To determine the evolutionary features of TFBSs constrained by nucleosome occupancy, we first investigated the distribution of TFBSs in NRs and NDRs that regulate 1) orthologous genes of Saccharoymyces cerevisiae, Candida glabrata, and Kluyveromyces lactis (Saccharomycetaceae); and 2) those that specifically regulate S. cerevisiae (Saccharomyces specific) genes, which represent young genes. We found that TFBS locations in orthologous genes are dominant in NDRs, but those in Saccharomyces specific genes appear more frequently in NRs. To further validate this evolutionary tendency, we investigated the distribution of TFBSs in NRs and NDRs in duplicate gene pairs of yeast that might have undergone relaxation of selection pressure. Since TFBS variations are due to difference in consensus sequences and nucleotide substitutions can promote diversification of regulatory elements [35, 36], these interesting findings motivated us to estimate the evolution of TFBSs by position-specific evolution rates . The evolution rates of TFBSs were found to be higher at NRs than their depleted counterparts (NDRs).

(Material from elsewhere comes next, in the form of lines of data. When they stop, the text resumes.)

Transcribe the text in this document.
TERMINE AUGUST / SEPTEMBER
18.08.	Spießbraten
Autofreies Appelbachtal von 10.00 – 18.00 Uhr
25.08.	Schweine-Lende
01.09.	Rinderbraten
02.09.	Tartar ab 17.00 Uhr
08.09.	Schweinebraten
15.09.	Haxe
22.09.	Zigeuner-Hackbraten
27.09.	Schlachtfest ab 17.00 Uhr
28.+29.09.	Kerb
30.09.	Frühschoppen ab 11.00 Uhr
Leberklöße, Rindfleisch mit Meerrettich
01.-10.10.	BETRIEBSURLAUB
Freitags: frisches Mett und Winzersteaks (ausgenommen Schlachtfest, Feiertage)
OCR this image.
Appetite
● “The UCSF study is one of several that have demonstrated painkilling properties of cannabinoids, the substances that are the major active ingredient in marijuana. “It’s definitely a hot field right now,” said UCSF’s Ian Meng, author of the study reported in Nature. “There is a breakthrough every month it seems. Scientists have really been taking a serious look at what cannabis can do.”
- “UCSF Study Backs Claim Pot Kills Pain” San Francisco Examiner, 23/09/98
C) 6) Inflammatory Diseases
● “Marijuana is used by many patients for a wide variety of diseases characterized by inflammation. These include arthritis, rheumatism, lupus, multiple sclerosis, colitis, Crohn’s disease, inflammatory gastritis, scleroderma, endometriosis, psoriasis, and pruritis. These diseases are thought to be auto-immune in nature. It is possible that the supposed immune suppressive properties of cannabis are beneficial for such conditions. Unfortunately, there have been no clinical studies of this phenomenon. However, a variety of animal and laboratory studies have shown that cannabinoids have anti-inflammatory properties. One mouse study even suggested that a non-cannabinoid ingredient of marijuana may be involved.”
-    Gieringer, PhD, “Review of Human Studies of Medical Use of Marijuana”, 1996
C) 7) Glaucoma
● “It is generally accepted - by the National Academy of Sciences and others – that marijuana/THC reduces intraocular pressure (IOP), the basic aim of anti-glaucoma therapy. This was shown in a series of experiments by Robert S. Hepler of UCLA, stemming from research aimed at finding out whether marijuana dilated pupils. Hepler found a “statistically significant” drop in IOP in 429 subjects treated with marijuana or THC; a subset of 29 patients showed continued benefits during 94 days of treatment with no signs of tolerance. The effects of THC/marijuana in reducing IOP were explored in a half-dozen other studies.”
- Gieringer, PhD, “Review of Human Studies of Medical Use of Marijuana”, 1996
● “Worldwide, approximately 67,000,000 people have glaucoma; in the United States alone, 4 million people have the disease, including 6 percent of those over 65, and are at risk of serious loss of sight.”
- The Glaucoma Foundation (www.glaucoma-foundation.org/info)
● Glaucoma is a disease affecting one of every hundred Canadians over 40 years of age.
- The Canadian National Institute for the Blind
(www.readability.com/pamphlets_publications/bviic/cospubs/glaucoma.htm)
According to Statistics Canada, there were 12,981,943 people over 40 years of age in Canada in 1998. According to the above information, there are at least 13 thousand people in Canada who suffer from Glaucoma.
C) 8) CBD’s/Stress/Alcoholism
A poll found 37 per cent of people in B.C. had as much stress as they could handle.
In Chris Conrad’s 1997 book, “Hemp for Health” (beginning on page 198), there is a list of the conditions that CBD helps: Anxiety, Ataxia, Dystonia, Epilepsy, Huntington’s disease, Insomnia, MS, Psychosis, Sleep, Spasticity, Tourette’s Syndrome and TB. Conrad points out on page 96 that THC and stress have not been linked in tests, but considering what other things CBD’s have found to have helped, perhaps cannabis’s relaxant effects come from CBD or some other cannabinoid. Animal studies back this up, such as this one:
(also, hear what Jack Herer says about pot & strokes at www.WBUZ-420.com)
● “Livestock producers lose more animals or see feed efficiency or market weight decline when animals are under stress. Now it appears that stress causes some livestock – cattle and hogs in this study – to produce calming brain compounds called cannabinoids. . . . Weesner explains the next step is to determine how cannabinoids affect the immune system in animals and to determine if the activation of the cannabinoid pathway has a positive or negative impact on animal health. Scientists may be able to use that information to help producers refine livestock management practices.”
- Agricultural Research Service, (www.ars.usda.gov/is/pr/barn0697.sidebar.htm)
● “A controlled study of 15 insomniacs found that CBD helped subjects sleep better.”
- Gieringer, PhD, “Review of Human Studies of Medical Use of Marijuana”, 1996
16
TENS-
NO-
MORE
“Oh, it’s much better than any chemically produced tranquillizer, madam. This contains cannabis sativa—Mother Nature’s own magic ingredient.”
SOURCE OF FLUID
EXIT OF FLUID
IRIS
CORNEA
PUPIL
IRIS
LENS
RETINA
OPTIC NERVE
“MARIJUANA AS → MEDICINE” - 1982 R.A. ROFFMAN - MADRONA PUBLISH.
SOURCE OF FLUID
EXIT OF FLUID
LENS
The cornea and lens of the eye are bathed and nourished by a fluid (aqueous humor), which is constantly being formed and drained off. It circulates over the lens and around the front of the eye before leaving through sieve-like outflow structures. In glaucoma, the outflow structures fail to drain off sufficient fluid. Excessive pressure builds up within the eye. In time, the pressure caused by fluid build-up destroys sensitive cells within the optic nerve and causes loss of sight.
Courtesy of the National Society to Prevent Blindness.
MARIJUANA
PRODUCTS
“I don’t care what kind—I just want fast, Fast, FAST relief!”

Finally, the impact of TFBS changes on gene expression at NRs and NDRs were evaluated using site-directed mutagenesis of TFBS and real-time PCR analysis. Our findings on the evolutionary events in TFBSs suggest that 1) NRs can accommodate more changes that contribute to the variation in TFBSs, and 2) the selection constraints of NRs and NDRs are different. Future analyses of data across different biological conditions can reflect on the role of variations in TFBSs.